Vesta, with two locations, serves specialty-grade coffee with traceable origins. The beans are roasted at least three times a week at its Arts District shop. It features today’s standards, including espresso, cortado, cold brew and nitro. But it’s the Specialty and Seasonal menus that draw the eye. Rotating offerings include a Salted Pistachio Latte, made with pistachio orgeat, espresso and pistachio dust, and the Candy Flip Latte with Thai tea-coriander syrup, orange and espresso, garnished with a playful skewer of gummy bears. It’s the most popular specialty drink on Vesta’s menu.
“I wanted something that was as excessive as possible,” says Jerad Howard, owner/operator. “One of our baristas was working on a Thai tea concentrate. We were trying to engineer a Fruit Loops flavor, so she combined orange oil, dry coriander and lemongrass and landed on this amazing flavor.” He’s careful with sugar ratios, keeping them low, even on a drink that has a gummy bear garnish. “Our coffee is really good, so we want it to shine,” says Howard. That refinement and finesse is noteworthy here. The menu showcases fun, lighthearted beverages without the heavy hand of sweetness that often drives the narrative in this arena.

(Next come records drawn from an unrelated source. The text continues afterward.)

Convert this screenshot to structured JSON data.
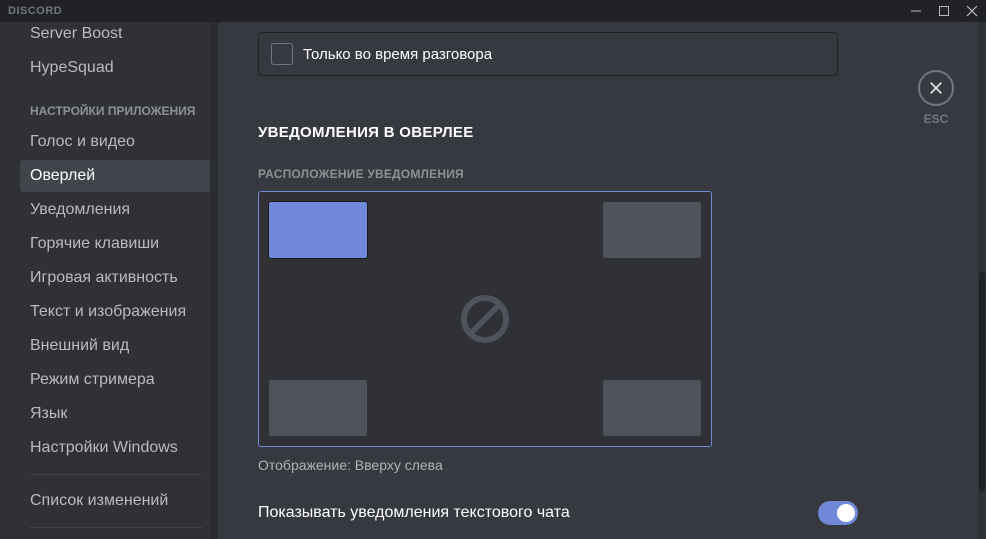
{
  "titlebar": {
    "brand": "DISCORD"
  },
  "sidebar": {
    "items_top": [
      {
        "label": "Server Boost"
      },
      {
        "label": "HypeSquad"
      }
    ],
    "section_header": "Настройки приложения",
    "items": [
      {
        "label": "Голос и видео",
        "active": false
      },
      {
        "label": "Оверлей",
        "active": true
      },
      {
        "label": "Уведомления",
        "active": false
      },
      {
        "label": "Горячие клавиши",
        "active": false
      },
      {
        "label": "Игровая активность",
        "active": false
      },
      {
        "label": "Текст и изображения",
        "active": false
      },
      {
        "label": "Внешний вид",
        "active": false
      },
      {
        "label": "Режим стримера",
        "active": false
      },
      {
        "label": "Язык",
        "active": false
      },
      {
        "label": "Настройки Windows",
        "active": false
      }
    ],
    "changelog": "Список изменений"
  },
  "content": {
    "checkbox": {
      "label": "Только во время разговора",
      "checked": false
    },
    "section_title": "Уведомления в оверлее",
    "position": {
      "header": "Расположение уведомления",
      "caption": "Отображение: Вверху слева",
      "selected": "top-left"
    },
    "text_notifications": {
      "label": "Показывать уведомления текстового чата",
      "enabled": true
    }
  },
  "esc": {
    "label": "ESC"
  }
}
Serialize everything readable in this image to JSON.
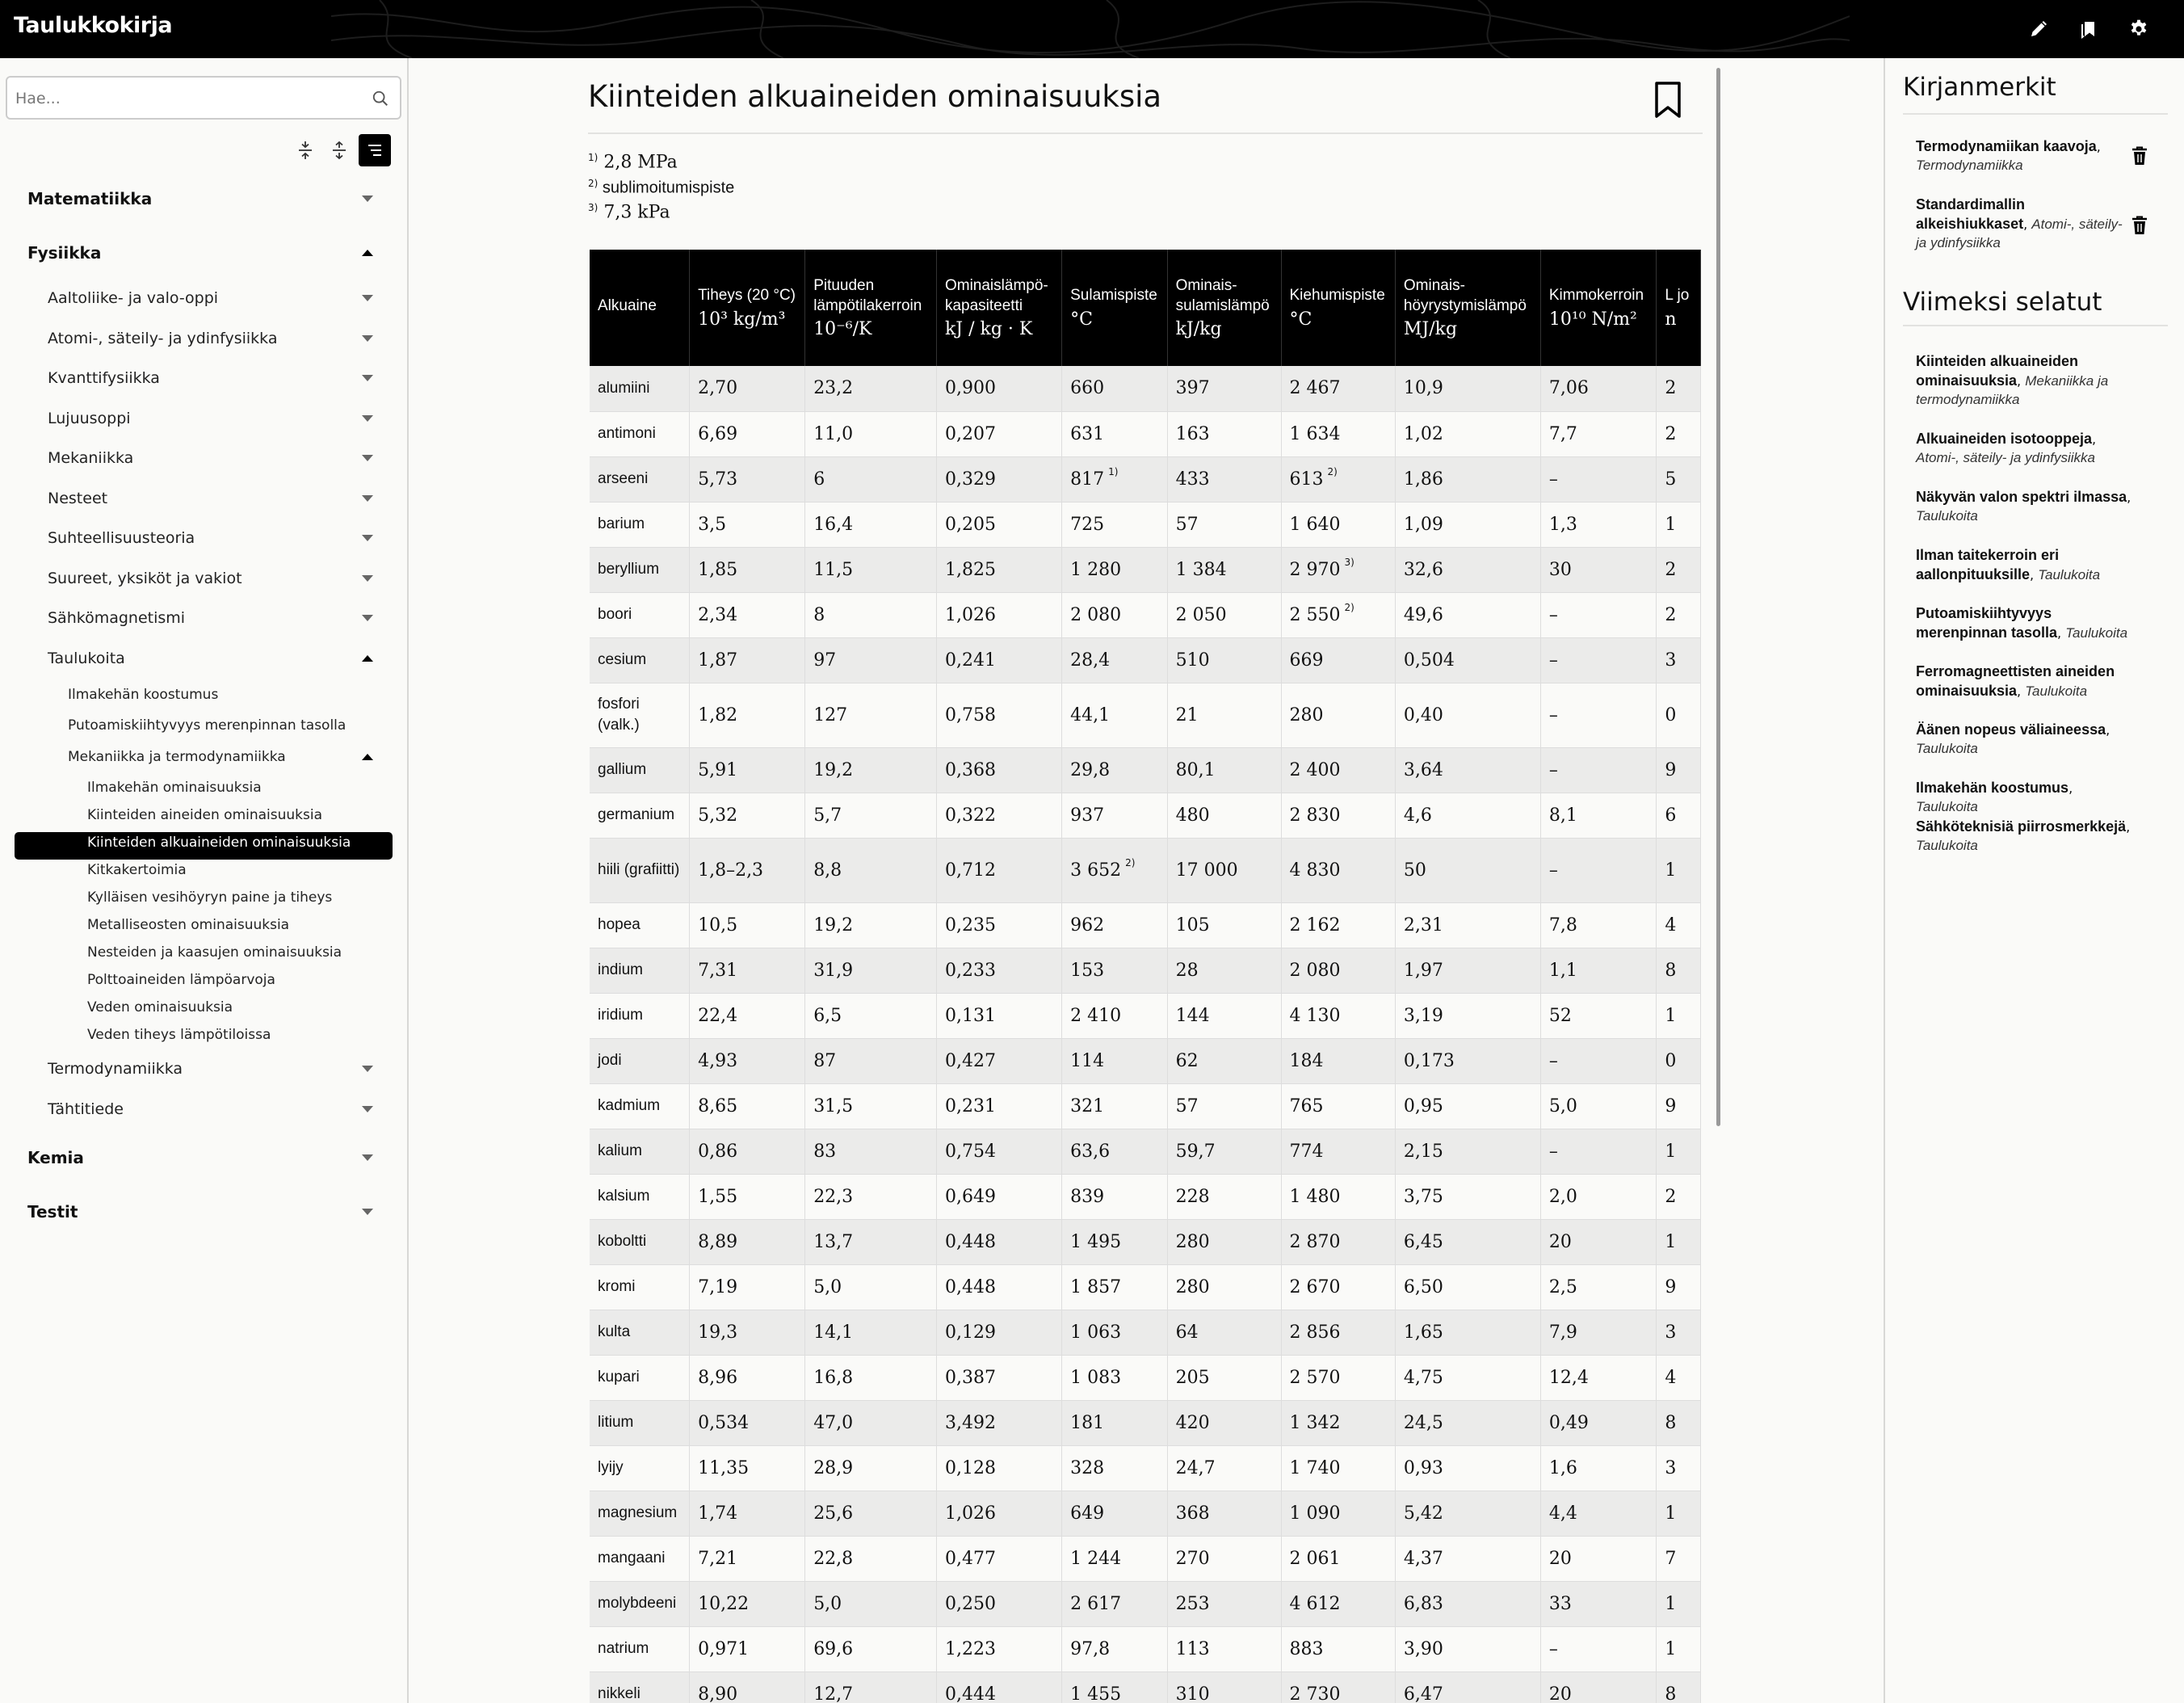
{
  "app": {
    "title": "Taulukkokirja"
  },
  "toolbar": {
    "icons": [
      "pencil-icon",
      "bookmarks-icon",
      "gear-icon"
    ]
  },
  "search": {
    "placeholder": "Hae...",
    "value": ""
  },
  "sidebar": {
    "view_buttons": [
      "collapse-all-icon",
      "expand-all-icon",
      "list-view-icon"
    ],
    "nav": [
      {
        "label": "Matematiikka",
        "level": 0,
        "state": "collapsed"
      },
      {
        "label": "Fysiikka",
        "level": 0,
        "state": "expanded"
      },
      {
        "label": "Aaltoliike- ja valo-oppi",
        "level": 1,
        "state": "collapsed"
      },
      {
        "label": "Atomi-, säteily- ja ydinfysiikka",
        "level": 1,
        "state": "collapsed"
      },
      {
        "label": "Kvanttifysiikka",
        "level": 1,
        "state": "collapsed"
      },
      {
        "label": "Lujuusoppi",
        "level": 1,
        "state": "collapsed"
      },
      {
        "label": "Mekaniikka",
        "level": 1,
        "state": "collapsed"
      },
      {
        "label": "Nesteet",
        "level": 1,
        "state": "collapsed"
      },
      {
        "label": "Suhteellisuusteoria",
        "level": 1,
        "state": "collapsed"
      },
      {
        "label": "Suureet, yksiköt ja vakiot",
        "level": 1,
        "state": "collapsed"
      },
      {
        "label": "Sähkömagnetismi",
        "level": 1,
        "state": "collapsed"
      },
      {
        "label": "Taulukoita",
        "level": 1,
        "state": "expanded"
      },
      {
        "label": "Ilmakehän koostumus",
        "level": 2,
        "state": "leaf"
      },
      {
        "label": "Putoamiskiihtyvyys merenpinnan tasolla",
        "level": 2,
        "state": "leaf"
      },
      {
        "label": "Mekaniikka ja termodynamiikka",
        "level": 2,
        "state": "expanded"
      },
      {
        "label": "Ilmakehän ominaisuuksia",
        "level": 3,
        "state": "leaf"
      },
      {
        "label": "Kiinteiden aineiden ominaisuuksia",
        "level": 3,
        "state": "leaf"
      },
      {
        "label": "Kiinteiden alkuaineiden ominaisuuksia",
        "level": 3,
        "state": "active"
      },
      {
        "label": "Kitkakertoimia",
        "level": 3,
        "state": "leaf"
      },
      {
        "label": "Kylläisen vesihöyryn paine ja tiheys",
        "level": 3,
        "state": "leaf"
      },
      {
        "label": "Metalliseosten ominaisuuksia",
        "level": 3,
        "state": "leaf"
      },
      {
        "label": "Nesteiden ja kaasujen ominaisuuksia",
        "level": 3,
        "state": "leaf"
      },
      {
        "label": "Polttoaineiden lämpöarvoja",
        "level": 3,
        "state": "leaf"
      },
      {
        "label": "Veden ominaisuuksia",
        "level": 3,
        "state": "leaf"
      },
      {
        "label": "Veden tiheys lämpötiloissa",
        "level": 3,
        "state": "leaf"
      },
      {
        "label": "Termodynamiikka",
        "level": 1,
        "state": "collapsed"
      },
      {
        "label": "Tähtitiede",
        "level": 1,
        "state": "collapsed"
      },
      {
        "label": "Kemia",
        "level": 0,
        "state": "collapsed"
      },
      {
        "label": "Testit",
        "level": 0,
        "state": "collapsed"
      }
    ]
  },
  "main": {
    "title": "Kiinteiden alkuaineiden ominaisuuksia",
    "footnotes": [
      {
        "mark": "1)",
        "text": "2,8 MPa"
      },
      {
        "mark": "2)",
        "text": "sublimoitumispiste"
      },
      {
        "mark": "3)",
        "text": "7,3 kPa"
      }
    ],
    "table": {
      "headers": [
        {
          "label": "Alkuaine",
          "unit": ""
        },
        {
          "label": "Tiheys (20 °C)",
          "unit": "10³ kg/m³"
        },
        {
          "label": "Pituuden lämpötilakerroin",
          "unit": "10⁻⁶/K"
        },
        {
          "label": "Ominaislämpö-kapasiteetti",
          "unit": "kJ / kg · K"
        },
        {
          "label": "Sulamispiste",
          "unit": "°C"
        },
        {
          "label": "Ominais-sulamislämpö",
          "unit": "kJ/kg"
        },
        {
          "label": "Kiehumispiste",
          "unit": "°C"
        },
        {
          "label": "Ominais-höyrystymislämpö",
          "unit": "MJ/kg"
        },
        {
          "label": "Kimmokerroin",
          "unit": "10¹⁰ N/m²"
        },
        {
          "label": "L jo",
          "unit": "n"
        }
      ],
      "rows": [
        [
          "alumiini",
          "2,70",
          "23,2",
          "0,900",
          "660",
          "397",
          "2 467",
          "10,9",
          "7,06",
          "2"
        ],
        [
          "antimoni",
          "6,69",
          "11,0",
          "0,207",
          "631",
          "163",
          "1 634",
          "1,02",
          "7,7",
          "2"
        ],
        [
          "arseeni",
          "5,73",
          "6",
          "0,329",
          "817|1)",
          "433",
          "613|2)",
          "1,86",
          "–",
          "5"
        ],
        [
          "barium",
          "3,5",
          "16,4",
          "0,205",
          "725",
          "57",
          "1 640",
          "1,09",
          "1,3",
          "1"
        ],
        [
          "beryllium",
          "1,85",
          "11,5",
          "1,825",
          "1 280",
          "1 384",
          "2 970|3)",
          "32,6",
          "30",
          "2"
        ],
        [
          "boori",
          "2,34",
          "8",
          "1,026",
          "2 080",
          "2 050",
          "2 550|2)",
          "49,6",
          "–",
          "2"
        ],
        [
          "cesium",
          "1,87",
          "97",
          "0,241",
          "28,4",
          "510",
          "669",
          "0,504",
          "–",
          "3"
        ],
        [
          "fosfori (valk.)",
          "1,82",
          "127",
          "0,758",
          "44,1",
          "21",
          "280",
          "0,40",
          "–",
          "0"
        ],
        [
          "gallium",
          "5,91",
          "19,2",
          "0,368",
          "29,8",
          "80,1",
          "2 400",
          "3,64",
          "–",
          "9"
        ],
        [
          "germanium",
          "5,32",
          "5,7",
          "0,322",
          "937",
          "480",
          "2 830",
          "4,6",
          "8,1",
          "6"
        ],
        [
          "hiili (grafiitti)",
          "1,8–2,3",
          "8,8",
          "0,712",
          "3 652|2)",
          "17 000",
          "4 830",
          "50",
          "–",
          "1"
        ],
        [
          "hopea",
          "10,5",
          "19,2",
          "0,235",
          "962",
          "105",
          "2 162",
          "2,31",
          "7,8",
          "4"
        ],
        [
          "indium",
          "7,31",
          "31,9",
          "0,233",
          "153",
          "28",
          "2 080",
          "1,97",
          "1,1",
          "8"
        ],
        [
          "iridium",
          "22,4",
          "6,5",
          "0,131",
          "2 410",
          "144",
          "4 130",
          "3,19",
          "52",
          "1"
        ],
        [
          "jodi",
          "4,93",
          "87",
          "0,427",
          "114",
          "62",
          "184",
          "0,173",
          "–",
          "0"
        ],
        [
          "kadmium",
          "8,65",
          "31,5",
          "0,231",
          "321",
          "57",
          "765",
          "0,95",
          "5,0",
          "9"
        ],
        [
          "kalium",
          "0,86",
          "83",
          "0,754",
          "63,6",
          "59,7",
          "774",
          "2,15",
          "–",
          "1"
        ],
        [
          "kalsium",
          "1,55",
          "22,3",
          "0,649",
          "839",
          "228",
          "1 480",
          "3,75",
          "2,0",
          "2"
        ],
        [
          "koboltti",
          "8,89",
          "13,7",
          "0,448",
          "1 495",
          "280",
          "2 870",
          "6,45",
          "20",
          "1"
        ],
        [
          "kromi",
          "7,19",
          "5,0",
          "0,448",
          "1 857",
          "280",
          "2 670",
          "6,50",
          "2,5",
          "9"
        ],
        [
          "kulta",
          "19,3",
          "14,1",
          "0,129",
          "1 063",
          "64",
          "2 856",
          "1,65",
          "7,9",
          "3"
        ],
        [
          "kupari",
          "8,96",
          "16,8",
          "0,387",
          "1 083",
          "205",
          "2 570",
          "4,75",
          "12,4",
          "4"
        ],
        [
          "litium",
          "0,534",
          "47,0",
          "3,492",
          "181",
          "420",
          "1 342",
          "24,5",
          "0,49",
          "8"
        ],
        [
          "lyijy",
          "11,35",
          "28,9",
          "0,128",
          "328",
          "24,7",
          "1 740",
          "0,93",
          "1,6",
          "3"
        ],
        [
          "magnesium",
          "1,74",
          "25,6",
          "1,026",
          "649",
          "368",
          "1 090",
          "5,42",
          "4,4",
          "1"
        ],
        [
          "mangaani",
          "7,21",
          "22,8",
          "0,477",
          "1 244",
          "270",
          "2 061",
          "4,37",
          "20",
          "7"
        ],
        [
          "molybdeeni",
          "10,22",
          "5,0",
          "0,250",
          "2 617",
          "253",
          "4 612",
          "6,83",
          "33",
          "1"
        ],
        [
          "natrium",
          "0,971",
          "69,6",
          "1,223",
          "97,8",
          "113",
          "883",
          "3,90",
          "–",
          "1"
        ],
        [
          "nikkeli",
          "8,90",
          "12,7",
          "0,444",
          "1 455",
          "310",
          "2 730",
          "6,47",
          "20",
          "8"
        ]
      ]
    }
  },
  "right_panel": {
    "bookmarks_heading": "Kirjanmerkit",
    "bookmarks": [
      {
        "title": "Termodynamiikan kaavoja",
        "category": "Termodynamiikka"
      },
      {
        "title": "Standardimallin alkeishiukkaset",
        "category": "Atomi-, säteily- ja ydinfysiikka"
      }
    ],
    "recent_heading": "Viimeksi selatut",
    "recent": [
      {
        "title": "Kiinteiden alkuaineiden ominaisuuksia",
        "category": "Mekaniikka ja termodynamiikka"
      },
      {
        "title": "Alkuaineiden isotooppeja",
        "category": "Atomi-, säteily- ja ydinfysiikka"
      },
      {
        "title": "Näkyvän valon spektri ilmassa",
        "category": "Taulukoita"
      },
      {
        "title": "Ilman taitekerroin eri aallonpituuksille",
        "category": "Taulukoita"
      },
      {
        "title": "Putoamiskiihtyvyys merenpinnan tasolla",
        "category": "Taulukoita"
      },
      {
        "title": "Ferromagneettisten aineiden ominaisuuksia",
        "category": "Taulukoita"
      },
      {
        "title": "Äänen nopeus väliaineessa",
        "category": "Taulukoita"
      },
      {
        "title": "Ilmakehän koostumus",
        "category": "Taulukoita"
      },
      {
        "title": "Sähköteknisiä piirrosmerkkejä",
        "category": "Taulukoita"
      }
    ]
  }
}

Vesta’s Espresso Tonic is a blueprint on how to make a craveable signature. It features espresso paired with a custom-made tonic flavored with passionfruit, yuzu and coconut. “We engineer our own tonics, working with a craft tonic company,” says Howard. “With this particular drink, we want our guests to feel as if they were on the beach, far away—based on all that has been happening in the world. The flavors have to play well with coffee, and these do. The passionfruit has a good acidity that works well in an espresso tonic.”
Vesta’s Spa Day Matcha is another revelation, made with high-grade matcha, simple syrup, cucumber, mint, lime and sparkling water. The garnish is cocktail-like, adding to its appeal: a long, broad strip of fresh cucumber curls around the inside of the glass. “It’s our play on agua fresca, with a little Tiki feel to it. It’s even more popular than I thought it would be. It’s incredibly refreshing,” says Howard.
That play on alcoholic beverages in the cold coffee and tea space is a smart move, pulling in a treasure trove of proven flavor combinations and borrowing the swagger from cocktails. Vesta’s version of a Dark & Stormy, garnished with a nugget of candied ginger perched on a wheel of lime, stars espresso, ginger syrup, lime and soda water. “Our espresso is the play on dark rum featured in this cocktail. It’s coffee-centric, but brings in something new and different for our guests,” he says.
Howard’s approach to menu development is underpinned by his rule that it must be balanced and made with real ingredients. He then taps into the talent on his staff, opening up menu ideation contests with cash prizes and bragging rights. “Our specialty drinks move in and out and are often inspired by passionate, invested employees,” says Howard. “We have fun with the drinks and our guests love them, always keeping the quality of our ingredients as the star.”
These four concepts inspire, defined by passionate storytelling and original menu development.